Anastasia y su familia llegaron al pequeño apartamento de una habitación de Tamara solo unas horas después de comenzar la invasión rusa. El ascensor no funcionaba, como siempre, así que la


joven pareja subió con dificultad las escaleras, arrastrando cajas de agua embotellada. Tamara intentó tranquilizar a Kira y responder sus preguntas, pero nadie tenía respuestas. Esa noche


“los niños”, como Tamara llama a la familia de su hija, se turnaron para hacer guardia y así poder alertar a los demás en caso de bombardeo. Cuando sonaron las sirenas de advertencia de


ataque aéreo, Tamara no pudo bajar los nueve pisos para llegar al sótano de la escuela que había frente a su edificio. Por lo tanto, pasó la primera de muchas largas noches de combate


refugiada en el baño. Los primeros días funestos de la invasión se desenvolvieron con una velocidad aterradora. Para el 1.º de marzo, las fuerzas rusas habían rodeado Mariúpol y estaban a 25


millas de la casa de la familia Lupinos en Orijiv. Todo parecía indicar que Orijiv, donde no había acceso a suministros médicos ni alimentos, sería la siguiente ciudad en caer. Sin embargo,


resistió: las fuerzas ucranianas se atrincheraron y formaron un frente de batalla justo al sur de la ciudad, en una zona agrícola salpicada de pueblos históricos. Después comenzó el


bombardeo. Durante las semanas siguientes, los que pudieron escapar —en su mayoría jóvenes con niños— huyeron hacia el norte a Zaporiyia por la peligrosa carretera H08. La mayoría de los


residentes de más edad, como Halyna y Mykola Lupinos, se quedaron atrás.
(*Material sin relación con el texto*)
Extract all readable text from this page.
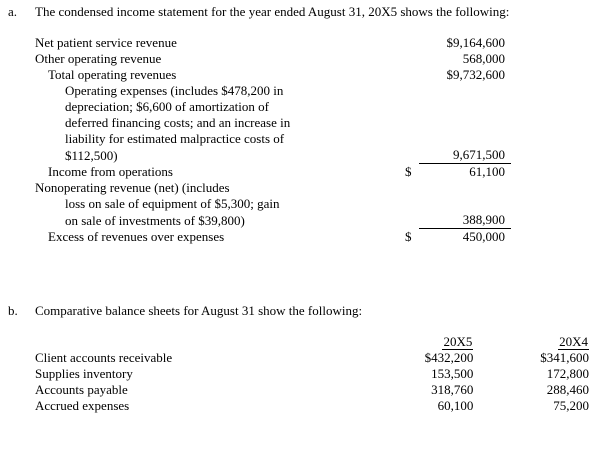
a. The condensed income statement for the year ended August 31, 20X5 shows the following:
Net patient service revenue		$9,164,600
Other operating revenue		568,000
Total operating revenues		$9,732,600
Operating expenses (includes $478,200 in		
depreciation; $6,600 of amortization of		
deferred financing costs; and an increase in		
liability for estimated malpractice costs of		
$112,500)		9,671,500
Income from operations	$	61,100
Nonoperating revenue (net) (includes		
loss on sale of equipment of $5,300; gain		
on sale of investments of $39,800)		388,900
Excess of revenues over expenses	$	450,000
b. Comparative balance sheets for August 31 show the following:
	20X5	20X4
Client accounts receivable	$432,200	$341,600
Supplies inventory	153,500	172,800
Accounts payable	318,760	288,460
Accrued expenses	60,100	75,200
En una guerra que exige tomar decisiones drásticas, Tamara Lupinos se vio obligada a elegir entre salvar a sus padres


y salvar a sus “hijos”. Sus padres la necesitaban más debido a su delicada salud, pero ahora era cada vez más peligroso llegar hasta ellos. ¿Y a dónde se dirigirían todos? La familia de su


hija ya estaba alojada en su apartamento del noveno piso en una ciudad que estaba siendo atacada esporádicamente con misiles. “Era un estrés constante: sirenas, dormir con la ropa puesta”,


recuerda Tamara. “Y yo pasaba todo el tiempo con mi nieta: ‘La-la-la, es hora de levantarse y correr al refugio antibombas…’”.  Mientras tanto, llamaba a sus padres cada mañana. “Les pedí


muchas veces que se fueran”. Sin embargo, ella sabía que no lo harían; estaban aferrados a su hogar. El hermano de Tamara está enterrado en Orijiv. Su padre, que está enfermo, no podía


viajar. Tener seguridad y comodidad en otro lugar parecía dudoso en el mejor de los casos. “Mi madre me dice: ‘Entiendo lo mucho que te preocupas, pero allí él estará encerrado en una


habitación, y aquí puede salir y respirar el aire fresco, con los árboles y las flores’”.  Sin duda es una conversación que Tamara ha tenido muchas veces con su madre y consigo misma. “¿Qué


se puede hacer?”, repite. “¿Qué?”. Durante los dos meses siguientes a la llegada del frente de batalla a Orijiv, la carretera H08 —la que une a Tamara con sus padres— permaneció


intransitable. Atravesaba un fuego cruzado mortal a medida que las fuerzas rusas intentaban cerrarle el paso al ejército ucraniano y avanzar sobre Zaporiyia. Tamara no podía arriesgarse a


visitar a sus padres ni a enviar un vehículo para traerlos a ella. Aún hablaban varias veces por día, si la conexión telefónica lo permitía. Los familiares y los vecinos que habían


permanecido en Orijiv vigilaban que la pareja mayor estuviera bien, al igual que los trabajadores sociales y los voluntarios. Pero para Tamara, la situación era insoportable. “Día y noche,


temía por mis padres”, comenta. “A veces todavía me despierto por la mañana y pienso: ‘No, es una horrible pesadilla’”.